Wer kann sich bewerben und welche Voraussetzungen müssen interessierte Personen mitbringen?
Bewerben kann sich erst einmal jede Person, die daran interessiert ist. Eine Berufsausbildung ist keine Voraussetzung. Die Einarbeitung und Qualifizierung erfolgt dann bei der jeweiligen arbeitgebenden Person. Neben guten Deutschkenntnissen sind eher persönliche Eigenschaften wie Einfühlungsvermögen, Verlässlichkeit, Verantwortungsbewusstsein, Diskretion, Belastbarkeit und Ausdauer sowie die Fähigkeit und Bereitschaft, seine eigenen Belange hintenanzustellen, erforderlich. Die jeweilige Arbeitgeberin oder der jeweilige Arbeitsgeber entscheidet dann in einem Vorstellungsgespräch, ob die Bewerberin oder der Bewerber die Voraussetzungen für ihren oder seinen individuellen Hilfebedarf erfüllt.

Wie hoch ist der Verdienst?
Ab September 2022 beträgt der Verdienst für Einsteiger 13,91 Euro, ab dem dritten Beschäftigungsjahr 14,21 Euro. Bewerberinnen und Bewerber mit einer anerkannten pflegerischen Berufsausbildung erhalten jeweils 30 Cent mehr.

Welche Information ist aus Ihrer Sicht noch wichtig, wenn sich jemand für diese Aufgabe interessiert?
Wichtig zu wissen ist, dass dies keine Aufgabe ist, sondern ein Arbeitsverhältnis mit Rechten und Pflichten wie in anderen Betrieben auch. Der Bereich bietet auf Grund seiner Struktur Vorteile für Arbeitnehmerinnen und Arbeitnehmer.

So können die Arbeitszeiten im Einvernehmen mit der Arbeitgeberin und dem Arbeitgeber oft recht flexibel gestaltet werden, da bietet der individuelle Bedarf im Privathaushalt doch mehr Spielraum.
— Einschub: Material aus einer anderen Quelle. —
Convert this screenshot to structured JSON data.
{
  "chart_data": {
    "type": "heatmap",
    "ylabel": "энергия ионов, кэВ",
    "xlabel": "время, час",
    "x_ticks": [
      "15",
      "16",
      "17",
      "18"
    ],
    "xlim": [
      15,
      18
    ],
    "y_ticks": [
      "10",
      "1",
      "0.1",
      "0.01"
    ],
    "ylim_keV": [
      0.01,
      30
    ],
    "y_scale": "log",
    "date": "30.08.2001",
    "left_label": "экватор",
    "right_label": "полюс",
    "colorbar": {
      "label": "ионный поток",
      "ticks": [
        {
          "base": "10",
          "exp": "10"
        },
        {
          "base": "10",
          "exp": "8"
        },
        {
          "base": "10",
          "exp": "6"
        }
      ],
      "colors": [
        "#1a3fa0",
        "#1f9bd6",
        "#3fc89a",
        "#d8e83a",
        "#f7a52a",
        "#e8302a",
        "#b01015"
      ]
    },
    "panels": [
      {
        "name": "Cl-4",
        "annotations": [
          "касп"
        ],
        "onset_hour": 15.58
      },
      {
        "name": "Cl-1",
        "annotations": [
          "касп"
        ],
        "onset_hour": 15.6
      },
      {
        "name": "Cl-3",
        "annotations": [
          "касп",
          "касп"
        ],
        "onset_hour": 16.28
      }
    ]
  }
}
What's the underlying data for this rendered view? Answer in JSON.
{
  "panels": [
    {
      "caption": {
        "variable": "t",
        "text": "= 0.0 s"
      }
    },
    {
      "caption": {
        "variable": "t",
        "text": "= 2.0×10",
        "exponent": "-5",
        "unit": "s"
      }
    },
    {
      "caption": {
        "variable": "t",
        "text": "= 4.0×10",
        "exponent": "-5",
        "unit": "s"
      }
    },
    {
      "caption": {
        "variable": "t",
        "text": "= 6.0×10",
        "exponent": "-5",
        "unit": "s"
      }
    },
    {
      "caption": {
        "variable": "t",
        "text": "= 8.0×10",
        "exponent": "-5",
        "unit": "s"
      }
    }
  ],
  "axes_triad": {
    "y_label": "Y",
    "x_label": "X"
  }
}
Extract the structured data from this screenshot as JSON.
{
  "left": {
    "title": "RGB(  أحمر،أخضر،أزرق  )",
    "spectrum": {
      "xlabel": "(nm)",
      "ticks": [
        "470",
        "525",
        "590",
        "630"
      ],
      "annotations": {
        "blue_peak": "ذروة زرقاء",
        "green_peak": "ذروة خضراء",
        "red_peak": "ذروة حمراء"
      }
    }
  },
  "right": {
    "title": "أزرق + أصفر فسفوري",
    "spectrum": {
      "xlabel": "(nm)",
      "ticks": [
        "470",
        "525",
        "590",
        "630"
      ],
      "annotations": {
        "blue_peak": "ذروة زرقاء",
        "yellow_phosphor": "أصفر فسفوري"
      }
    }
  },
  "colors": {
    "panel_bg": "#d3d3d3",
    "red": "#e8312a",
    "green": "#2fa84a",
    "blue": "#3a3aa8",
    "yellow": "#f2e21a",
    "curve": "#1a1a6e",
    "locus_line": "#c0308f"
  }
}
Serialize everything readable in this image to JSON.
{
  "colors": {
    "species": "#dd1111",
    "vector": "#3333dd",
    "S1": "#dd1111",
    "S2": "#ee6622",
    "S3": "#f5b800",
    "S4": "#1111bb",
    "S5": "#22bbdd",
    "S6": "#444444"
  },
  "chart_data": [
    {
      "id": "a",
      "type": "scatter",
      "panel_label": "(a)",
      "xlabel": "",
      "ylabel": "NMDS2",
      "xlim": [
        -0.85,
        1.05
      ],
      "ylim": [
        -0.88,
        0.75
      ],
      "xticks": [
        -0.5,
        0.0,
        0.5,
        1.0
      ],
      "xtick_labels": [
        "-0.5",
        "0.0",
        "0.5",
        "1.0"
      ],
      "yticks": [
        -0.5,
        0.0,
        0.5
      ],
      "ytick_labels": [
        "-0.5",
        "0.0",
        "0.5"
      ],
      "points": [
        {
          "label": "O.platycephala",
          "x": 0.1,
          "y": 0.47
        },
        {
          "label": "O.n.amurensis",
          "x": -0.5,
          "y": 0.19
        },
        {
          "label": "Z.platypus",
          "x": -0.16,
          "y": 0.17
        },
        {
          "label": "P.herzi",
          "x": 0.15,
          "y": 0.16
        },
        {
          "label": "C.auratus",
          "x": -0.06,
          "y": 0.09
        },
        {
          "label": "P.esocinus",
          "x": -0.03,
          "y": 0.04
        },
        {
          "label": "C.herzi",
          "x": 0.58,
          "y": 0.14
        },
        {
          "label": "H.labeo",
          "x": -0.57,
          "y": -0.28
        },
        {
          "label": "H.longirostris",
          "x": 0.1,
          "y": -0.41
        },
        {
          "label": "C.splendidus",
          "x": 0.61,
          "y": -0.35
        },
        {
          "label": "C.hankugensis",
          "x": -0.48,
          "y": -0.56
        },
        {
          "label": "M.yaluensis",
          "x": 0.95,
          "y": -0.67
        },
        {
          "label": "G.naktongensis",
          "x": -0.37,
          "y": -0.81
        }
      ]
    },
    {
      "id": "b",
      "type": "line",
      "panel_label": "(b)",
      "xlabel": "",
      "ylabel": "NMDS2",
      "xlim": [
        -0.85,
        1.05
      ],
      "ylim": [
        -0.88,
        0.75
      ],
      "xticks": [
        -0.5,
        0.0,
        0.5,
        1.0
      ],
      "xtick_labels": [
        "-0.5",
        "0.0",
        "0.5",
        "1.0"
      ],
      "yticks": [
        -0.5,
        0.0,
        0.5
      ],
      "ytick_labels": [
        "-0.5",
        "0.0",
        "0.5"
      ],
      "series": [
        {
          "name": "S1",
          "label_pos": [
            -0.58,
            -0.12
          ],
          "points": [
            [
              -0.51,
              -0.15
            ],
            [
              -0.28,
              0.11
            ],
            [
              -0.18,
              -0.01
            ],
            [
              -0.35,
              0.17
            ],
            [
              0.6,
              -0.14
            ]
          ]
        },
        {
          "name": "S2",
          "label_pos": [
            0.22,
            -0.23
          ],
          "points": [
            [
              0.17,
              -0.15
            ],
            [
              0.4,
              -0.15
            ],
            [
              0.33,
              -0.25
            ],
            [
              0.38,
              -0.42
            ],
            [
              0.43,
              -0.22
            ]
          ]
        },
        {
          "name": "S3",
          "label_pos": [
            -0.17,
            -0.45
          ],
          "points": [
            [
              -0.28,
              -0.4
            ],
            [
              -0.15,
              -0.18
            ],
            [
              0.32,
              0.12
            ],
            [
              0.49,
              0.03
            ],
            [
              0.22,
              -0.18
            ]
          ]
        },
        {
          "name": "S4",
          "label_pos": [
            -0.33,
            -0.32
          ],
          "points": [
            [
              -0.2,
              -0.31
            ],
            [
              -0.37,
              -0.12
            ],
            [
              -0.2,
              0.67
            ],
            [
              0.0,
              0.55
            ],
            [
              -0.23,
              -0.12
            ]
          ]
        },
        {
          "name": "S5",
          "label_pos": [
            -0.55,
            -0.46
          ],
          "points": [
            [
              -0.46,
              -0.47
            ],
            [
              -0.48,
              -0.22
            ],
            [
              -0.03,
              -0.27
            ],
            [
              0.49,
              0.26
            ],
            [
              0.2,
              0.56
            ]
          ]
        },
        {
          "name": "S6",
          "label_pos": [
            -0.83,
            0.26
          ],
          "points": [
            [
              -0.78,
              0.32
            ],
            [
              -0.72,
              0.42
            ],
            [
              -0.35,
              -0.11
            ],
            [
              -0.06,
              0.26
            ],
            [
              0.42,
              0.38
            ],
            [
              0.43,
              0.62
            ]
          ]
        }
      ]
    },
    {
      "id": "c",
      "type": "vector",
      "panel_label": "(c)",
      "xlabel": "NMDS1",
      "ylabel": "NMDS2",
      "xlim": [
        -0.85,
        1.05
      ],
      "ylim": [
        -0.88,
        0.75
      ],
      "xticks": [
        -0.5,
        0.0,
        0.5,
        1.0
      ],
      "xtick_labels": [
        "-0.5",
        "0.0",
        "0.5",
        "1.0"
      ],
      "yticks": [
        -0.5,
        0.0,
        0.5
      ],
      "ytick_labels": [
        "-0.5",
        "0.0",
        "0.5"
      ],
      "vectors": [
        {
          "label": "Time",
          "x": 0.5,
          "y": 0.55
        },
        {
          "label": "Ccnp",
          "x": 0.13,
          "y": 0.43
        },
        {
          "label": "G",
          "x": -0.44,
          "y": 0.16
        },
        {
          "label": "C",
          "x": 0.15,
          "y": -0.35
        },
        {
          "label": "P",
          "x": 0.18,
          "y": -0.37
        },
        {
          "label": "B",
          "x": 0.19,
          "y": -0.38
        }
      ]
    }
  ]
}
Jede und jeder kann die arbeitgebende Person finden, die zu ihr oder ihm passt, wo sozusagen die Chemie stimmt.

(Interview: cmy)



Weitere Informationen

In Oberbayern erhalten derzeit rund 240 Personen durch den Bezirk Oberbayern Leistungen über das Arbeitgebermodell. Arbeitgeber sind jeweils die Menschen mit Assistenzbedarf selbst. Der Bezirk Oberbayern finanziert die Lohn- und Lohnnebenkosten, Lohnfortzahlung bei Urlaub und Krankheit sowie die Kosten für die Buchhaltung.

In einem Faltblatt beantwortet der Bezirk Oberbayern wichtige Fragen zum Arbeitgebermodell. Dort gibt es auch Informationen dazu, wer Leistungen nach dem Arbeitgebermodell erhalten kann. Der Flyer ist als Druckversion und als Web-PDF erhältlich. Download und Bestellungen unter: Publikationen Soziales / Bezirk Oberbayern (bezirk-oberbayern.de).

Beide Organisationen sind Mitglied im Dialogforum des Bezirks Oberbayern, in dem das Arbeitgebermodell weiterentwickelt wird. Dies gilt insbesondere im Hinblick auf eine Anpassung der Vergütungsstrukturen.